Les dirigeants de Birmingham City Football Club admirant le premier trophée de l’histoire du club, remporté face au rival (Crédit photo : Birmingham City Football Club)

Un derby déchu ?

La passion que déchaînait se derby il y a quelques décennies est désormais entravée par la fait que les deux équipes sont en seconde division. Si les deux clubs de Birmingham méritent d’évoluer dans l’élite, cela paraît compromis tant Birmingham City est en proie à des difficultés économiques et sportives depuis de nombreuses années. Au niveau des derbys, Aston Villa affirme son hégémonie depuis les années 2000. Cela fait en effet depuis le 16 octobre 2005 que Birmingham City n’a pas remporté de Second City Derby en championnat, soit treize matchs.

Les supporters de Birmingham ont envahis la pelouse de St Andrews lors de la dernière victoire des blues face à Aston Villa, en quart de finale de la League Cup 2010. (Crédit vidéo : YouTube Kolja82)

Cette saison, alors qu’il reste onze matchs, Birmingham City et Aston Villa sont neuvième et onzième à respectivement quatre et six points de Bristol, dernier qualifié pour les playoffs. Les deux rivaux devraient donc une nouvelle fois rester englués dans l’antichambre anglaise.

« À moins que Birmingham ou Aston Villa ne débute une longue série de victoire après le derby, je ne vois aucune des deux aller en playoff cette saison. Ca ne passera pas à grand chose, mais je pense que les équipes au dessus sont supérieurs et vont assurer. »

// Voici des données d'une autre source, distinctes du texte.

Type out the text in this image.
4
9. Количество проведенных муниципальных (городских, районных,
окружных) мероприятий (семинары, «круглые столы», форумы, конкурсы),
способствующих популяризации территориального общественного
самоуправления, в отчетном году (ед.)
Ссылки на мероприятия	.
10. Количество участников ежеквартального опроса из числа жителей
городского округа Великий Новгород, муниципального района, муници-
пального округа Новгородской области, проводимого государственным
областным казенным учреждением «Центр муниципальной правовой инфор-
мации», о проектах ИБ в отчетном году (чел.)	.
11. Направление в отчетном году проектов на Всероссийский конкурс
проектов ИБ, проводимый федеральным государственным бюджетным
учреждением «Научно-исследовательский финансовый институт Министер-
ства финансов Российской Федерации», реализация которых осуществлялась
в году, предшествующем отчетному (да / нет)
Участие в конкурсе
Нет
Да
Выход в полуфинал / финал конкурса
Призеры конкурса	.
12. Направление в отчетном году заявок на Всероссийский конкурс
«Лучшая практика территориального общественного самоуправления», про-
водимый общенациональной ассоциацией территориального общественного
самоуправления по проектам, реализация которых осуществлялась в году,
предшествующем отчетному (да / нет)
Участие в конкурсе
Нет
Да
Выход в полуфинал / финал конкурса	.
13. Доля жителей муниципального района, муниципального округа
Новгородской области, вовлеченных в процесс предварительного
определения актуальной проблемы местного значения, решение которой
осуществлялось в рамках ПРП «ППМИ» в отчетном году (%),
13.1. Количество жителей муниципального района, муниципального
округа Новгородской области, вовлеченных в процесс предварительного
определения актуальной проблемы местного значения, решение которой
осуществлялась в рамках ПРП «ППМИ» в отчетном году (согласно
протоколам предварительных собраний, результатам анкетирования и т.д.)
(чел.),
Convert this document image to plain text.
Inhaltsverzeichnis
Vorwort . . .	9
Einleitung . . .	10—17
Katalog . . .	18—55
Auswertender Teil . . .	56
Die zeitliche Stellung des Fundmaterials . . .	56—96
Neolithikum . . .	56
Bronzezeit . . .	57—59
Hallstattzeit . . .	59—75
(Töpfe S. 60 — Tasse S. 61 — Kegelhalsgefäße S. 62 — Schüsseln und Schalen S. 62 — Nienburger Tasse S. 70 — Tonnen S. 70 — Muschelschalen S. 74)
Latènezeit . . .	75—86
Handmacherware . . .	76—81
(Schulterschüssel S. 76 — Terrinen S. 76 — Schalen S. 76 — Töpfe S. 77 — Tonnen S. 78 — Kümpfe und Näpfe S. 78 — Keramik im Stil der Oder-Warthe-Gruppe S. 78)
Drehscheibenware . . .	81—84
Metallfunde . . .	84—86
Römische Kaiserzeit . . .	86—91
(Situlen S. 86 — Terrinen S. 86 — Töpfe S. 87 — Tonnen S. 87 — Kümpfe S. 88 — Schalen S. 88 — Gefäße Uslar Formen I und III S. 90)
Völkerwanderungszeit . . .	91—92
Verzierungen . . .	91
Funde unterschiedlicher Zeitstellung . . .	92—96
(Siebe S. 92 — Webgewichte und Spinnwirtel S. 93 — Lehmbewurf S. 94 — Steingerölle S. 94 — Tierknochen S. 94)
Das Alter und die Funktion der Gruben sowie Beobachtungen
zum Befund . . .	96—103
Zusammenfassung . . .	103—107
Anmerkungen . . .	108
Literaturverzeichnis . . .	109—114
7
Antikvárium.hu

Liam Mooney, supporter d’Aston Villa
Pas génial pour Birmingham City face à son rival… (crédit Twitter : @SkySportsStatto)

Avec cinquante-cinq victoires, trente deux nuls et trente-trois défaites, Aston Villa domine assez largement l’histoire de ce Second City Derby. Ce dimanche, Birmingham City tentera de mettre fin à cette terrible série de treize derbys sans victoire. Une série longue de quatorze ans, interminable pour un derby si précieux, qui à sans aucun doute perdu sa gloire d’antan.